[Omaha.pm] regex preference

Thu Aug 5 14:59:50 PDT 2010

2010/7/21 Jay Hannah <jhannah at omnihotels.com>
>    if ( $in_string =~ /<HotelCode>$code/mgi || $in_string =~ /<mfResort>$code/mgi ) {
>
> I prefer
>
>    if ( $in_string =~ /<(HotelCode|mfResort)>$code/mgi ) {

>From a readability standpoint, I 100% agree with you.  I think the
combined regular expression is a lot more readable.  The one note I
would add, which bit me recently, regards performance.  If this is a
performance sensitive bit of code, and that regex will be going
through a lot of data, it's probably worth benchmarking it.

Background: A little while ago, I was writing a bit of perl to do some
basic log processing and when putting together some regular
expressions, I assumed that it would be faster to do a single regex
with alternation, as opposed to two separate checks.  Very similar to
the code above.  It turned out my assumption was very wrong.

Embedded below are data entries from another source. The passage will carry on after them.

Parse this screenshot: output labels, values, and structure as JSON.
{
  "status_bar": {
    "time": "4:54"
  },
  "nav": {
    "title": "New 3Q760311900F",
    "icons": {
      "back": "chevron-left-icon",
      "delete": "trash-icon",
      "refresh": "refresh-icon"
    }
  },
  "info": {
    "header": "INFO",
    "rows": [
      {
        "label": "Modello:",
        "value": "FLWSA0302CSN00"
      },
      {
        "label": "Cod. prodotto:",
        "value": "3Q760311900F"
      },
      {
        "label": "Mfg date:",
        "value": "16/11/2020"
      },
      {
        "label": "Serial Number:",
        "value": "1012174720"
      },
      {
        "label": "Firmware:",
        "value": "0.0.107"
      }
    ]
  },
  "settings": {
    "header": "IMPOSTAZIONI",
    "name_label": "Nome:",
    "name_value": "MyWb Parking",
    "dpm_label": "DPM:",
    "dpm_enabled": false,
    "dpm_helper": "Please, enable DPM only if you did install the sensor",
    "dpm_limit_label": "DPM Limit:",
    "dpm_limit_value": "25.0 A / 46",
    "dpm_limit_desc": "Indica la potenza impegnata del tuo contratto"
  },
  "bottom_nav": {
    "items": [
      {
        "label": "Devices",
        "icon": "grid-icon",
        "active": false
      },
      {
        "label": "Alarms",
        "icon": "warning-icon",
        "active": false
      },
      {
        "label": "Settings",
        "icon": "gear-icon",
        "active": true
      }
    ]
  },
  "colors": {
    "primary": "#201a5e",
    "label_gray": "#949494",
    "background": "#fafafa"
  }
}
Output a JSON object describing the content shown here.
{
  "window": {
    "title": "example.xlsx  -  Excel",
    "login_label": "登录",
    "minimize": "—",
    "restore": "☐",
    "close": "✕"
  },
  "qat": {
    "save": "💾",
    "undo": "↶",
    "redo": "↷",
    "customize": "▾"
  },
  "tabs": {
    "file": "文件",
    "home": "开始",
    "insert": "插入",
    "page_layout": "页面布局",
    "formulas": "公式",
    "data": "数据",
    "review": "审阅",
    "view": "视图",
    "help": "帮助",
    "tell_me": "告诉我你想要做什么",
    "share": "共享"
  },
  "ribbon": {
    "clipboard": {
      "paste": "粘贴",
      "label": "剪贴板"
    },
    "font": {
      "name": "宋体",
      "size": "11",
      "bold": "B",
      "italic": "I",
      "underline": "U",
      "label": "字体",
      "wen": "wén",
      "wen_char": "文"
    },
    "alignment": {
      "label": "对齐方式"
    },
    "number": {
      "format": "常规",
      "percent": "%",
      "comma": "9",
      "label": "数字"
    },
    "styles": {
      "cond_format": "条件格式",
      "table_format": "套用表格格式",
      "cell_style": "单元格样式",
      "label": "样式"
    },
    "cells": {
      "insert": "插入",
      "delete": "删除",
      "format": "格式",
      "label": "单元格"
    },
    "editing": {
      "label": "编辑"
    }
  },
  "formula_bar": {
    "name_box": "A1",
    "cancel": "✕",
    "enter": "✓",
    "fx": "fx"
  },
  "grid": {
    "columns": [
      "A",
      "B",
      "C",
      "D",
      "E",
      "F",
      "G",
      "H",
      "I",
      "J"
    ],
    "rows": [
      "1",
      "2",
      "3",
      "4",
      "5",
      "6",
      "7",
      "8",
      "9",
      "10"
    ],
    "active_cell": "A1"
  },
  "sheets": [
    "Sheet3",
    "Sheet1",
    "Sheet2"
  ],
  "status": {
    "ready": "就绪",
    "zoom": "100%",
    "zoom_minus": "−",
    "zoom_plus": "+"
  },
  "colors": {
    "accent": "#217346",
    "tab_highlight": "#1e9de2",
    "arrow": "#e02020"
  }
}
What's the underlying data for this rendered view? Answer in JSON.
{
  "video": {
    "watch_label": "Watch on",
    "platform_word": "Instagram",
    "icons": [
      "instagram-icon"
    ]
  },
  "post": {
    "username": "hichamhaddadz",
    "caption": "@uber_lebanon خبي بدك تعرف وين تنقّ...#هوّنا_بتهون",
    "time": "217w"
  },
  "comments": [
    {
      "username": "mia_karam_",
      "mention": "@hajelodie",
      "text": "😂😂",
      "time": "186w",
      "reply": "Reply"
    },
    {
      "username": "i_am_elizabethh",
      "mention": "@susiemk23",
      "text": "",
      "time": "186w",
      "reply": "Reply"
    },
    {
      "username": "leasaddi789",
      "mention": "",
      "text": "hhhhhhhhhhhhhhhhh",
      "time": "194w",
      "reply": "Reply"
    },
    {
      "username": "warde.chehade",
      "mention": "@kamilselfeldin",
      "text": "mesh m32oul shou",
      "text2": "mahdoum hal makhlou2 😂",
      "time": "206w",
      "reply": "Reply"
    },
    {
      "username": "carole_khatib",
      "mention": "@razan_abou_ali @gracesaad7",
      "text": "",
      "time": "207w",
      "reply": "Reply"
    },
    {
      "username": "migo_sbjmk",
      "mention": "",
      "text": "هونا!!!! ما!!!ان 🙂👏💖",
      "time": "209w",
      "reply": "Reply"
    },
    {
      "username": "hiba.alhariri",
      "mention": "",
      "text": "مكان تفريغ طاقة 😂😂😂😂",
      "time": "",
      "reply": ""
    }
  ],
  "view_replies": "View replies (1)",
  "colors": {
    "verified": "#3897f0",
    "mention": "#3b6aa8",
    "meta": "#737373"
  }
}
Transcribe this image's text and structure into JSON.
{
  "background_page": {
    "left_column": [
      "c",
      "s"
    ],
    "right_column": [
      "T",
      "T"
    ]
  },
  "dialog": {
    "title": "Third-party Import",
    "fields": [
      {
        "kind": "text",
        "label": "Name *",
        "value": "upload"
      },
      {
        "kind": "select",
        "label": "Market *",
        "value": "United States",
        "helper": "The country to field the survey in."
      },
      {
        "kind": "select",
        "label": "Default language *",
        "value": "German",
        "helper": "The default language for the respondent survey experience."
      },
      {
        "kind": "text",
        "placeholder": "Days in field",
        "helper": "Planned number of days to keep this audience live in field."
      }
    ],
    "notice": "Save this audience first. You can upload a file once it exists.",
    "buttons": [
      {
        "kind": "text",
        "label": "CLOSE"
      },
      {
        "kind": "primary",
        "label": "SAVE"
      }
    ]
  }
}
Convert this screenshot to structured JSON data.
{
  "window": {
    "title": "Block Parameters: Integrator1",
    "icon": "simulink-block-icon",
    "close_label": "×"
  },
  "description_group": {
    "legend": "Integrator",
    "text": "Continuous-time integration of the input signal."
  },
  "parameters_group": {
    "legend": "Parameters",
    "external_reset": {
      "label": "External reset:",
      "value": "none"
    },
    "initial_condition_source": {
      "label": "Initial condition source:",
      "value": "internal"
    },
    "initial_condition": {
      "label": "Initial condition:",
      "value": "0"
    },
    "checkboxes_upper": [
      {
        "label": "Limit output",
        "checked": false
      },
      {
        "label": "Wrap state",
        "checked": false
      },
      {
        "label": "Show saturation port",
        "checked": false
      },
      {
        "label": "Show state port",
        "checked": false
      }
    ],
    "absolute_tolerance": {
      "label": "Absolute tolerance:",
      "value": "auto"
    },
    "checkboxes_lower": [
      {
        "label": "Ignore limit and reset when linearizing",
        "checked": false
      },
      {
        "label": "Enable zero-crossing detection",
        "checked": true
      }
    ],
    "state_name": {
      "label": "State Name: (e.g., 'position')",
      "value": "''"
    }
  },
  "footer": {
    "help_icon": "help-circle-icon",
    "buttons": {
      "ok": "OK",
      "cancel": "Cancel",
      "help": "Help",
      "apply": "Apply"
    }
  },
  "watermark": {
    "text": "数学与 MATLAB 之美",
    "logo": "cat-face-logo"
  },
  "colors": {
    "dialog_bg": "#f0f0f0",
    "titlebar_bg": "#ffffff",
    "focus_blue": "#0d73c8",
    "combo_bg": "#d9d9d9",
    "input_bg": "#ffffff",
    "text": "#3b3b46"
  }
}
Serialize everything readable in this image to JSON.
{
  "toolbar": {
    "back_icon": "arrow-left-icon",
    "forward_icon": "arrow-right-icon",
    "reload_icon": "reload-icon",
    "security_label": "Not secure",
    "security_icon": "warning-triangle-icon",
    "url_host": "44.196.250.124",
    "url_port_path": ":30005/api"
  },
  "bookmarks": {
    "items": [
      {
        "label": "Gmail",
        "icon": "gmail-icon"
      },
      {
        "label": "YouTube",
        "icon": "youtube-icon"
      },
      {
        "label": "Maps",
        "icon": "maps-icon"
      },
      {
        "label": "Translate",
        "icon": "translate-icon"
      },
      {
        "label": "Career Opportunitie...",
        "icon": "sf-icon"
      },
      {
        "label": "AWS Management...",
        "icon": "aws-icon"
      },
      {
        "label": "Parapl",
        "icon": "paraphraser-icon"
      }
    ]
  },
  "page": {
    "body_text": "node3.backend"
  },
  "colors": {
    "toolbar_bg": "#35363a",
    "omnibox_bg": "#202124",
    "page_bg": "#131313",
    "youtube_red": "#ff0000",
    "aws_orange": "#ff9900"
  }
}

A little assistance from the Benchmark module (thank you "Effective
Perl Programming, 2nd Ed." for kicking me in the ass to use that), and
I found out that Combining it was significantly slower.  Here's the
code and results of my tests:

#!/usr/bin/perl
# vim: ts=3 sw=3 et sm ai smd sc bg=dark
#######################################################################
# Small script to benchmark regular expressions.  Expects test text as
# standard input.  Runs the test 100 times.  The xN_ prefix is to
force test result
# ordering (sorts alphabetically by default).
#######################################################################
use strict;
use warnings;
use Benchmark qw(timethese);

my @data = <>;
my $host = "lab13";

print "Testing against " . scalar @data . " lines.\n";

timethese(
   $ARGV[0] || 100,
   {
      x1_control => sub {
         foreach (@data) {
            if (1) {
               next;
            };
         }
      },

      x2_mgi_separate => sub {
         foreach (@data) {
            my $foo = ( m/$host.*sudo/mgi || m/$host.*ssh/mgi );
         }
      },

      x3_separate => sub {
         foreach (@data) {
            if ( my ($foo) = ( m/$host.*sudo/g || m/$host.*ssh/g ) ) {
               next;
            };
         }
      },

      x4_mgi_combined => sub {
         foreach (@data) {
            if ( m/$host.*(?:sudo|ssh)/mgi ) {
               next;
            };
         }
      },

      x5_combined => sub {
         foreach (@data) {
            if ( m/$host.*(?:sudo|ssh)/g ) {
               next;
            };
         }
      },

      x6_mgi_combined_capture => sub {
         foreach (@data) {
            if ( m/$host.*(sudo|ssh)/mgi ) {
               next;
            };
         }
      },

      x7_combined_capture => sub {
         foreach (@data) {
            if ( m/$host.*(sudo|ssh)/g ) {
               next;
            };
         }
      },

   }
);

topher at nexus:~/perl/foo$ ./regex-benchmark.pl /tmp/regex-benchmark.data
Testing against 16789 lines.
Benchmark: timing 100 iterations of x1_control, x2_mgi_separate,
x3_separate, x4_mgi_combined, x5_combined, x6_mgi_combined_capture,
x7_combined_capture...

x1_control:  0 wallclock secs ( 0.32 usr +  0.00 sys =  0.32 CPU) @
312.50/s (n=100)
            (warning: too few iterations for a reliable count)
x2_mgi_separate:  7 wallclock secs ( 6.41 usr +  0.00 sys =  6.41 CPU)
@ 15.60/s (n=100)
x3_separate:  2 wallclock secs ( 2.20 usr +  0.01 sys =  2.21 CPU) @
45.25/s (n=100)
x4_mgi_combined: 15 wallclock secs (14.87 usr +  0.04 sys = 14.91 CPU)
@  6.71/s (n=100)
x5_combined:  3 wallclock secs ( 3.25 usr +  0.00 sys =  3.25 CPU) @
30.77/s (n=100)
x6_mgi_combined_capture: 18 wallclock secs (17.66 usr +  0.00 sys =
17.66 CPU) @  5.66/s (n=100)
x7_combined_capture:  3 wallclock secs ( 3.48 usr +  0.00 sys =  3.48
CPU) @ 28.74/s (n=100)

As you can see, for this case and with this data, using separate regex
checks is over twice as fast as doing a combined regex with
alternation.  The opposite of what I had expected.  Case insensitive
searches are also significantly slower.

After this, I've discovered that I'm not as smart as I thought I was
with my assumptions about optimizing regular expressions.  Now all
regular expressions that are going to be chewing on large data sets
get tested with a few alternatives to make sure I'm not screwing up
performance by being clever.  Even little things can have a big
impact, especially with big data files.

> j

--
Christopher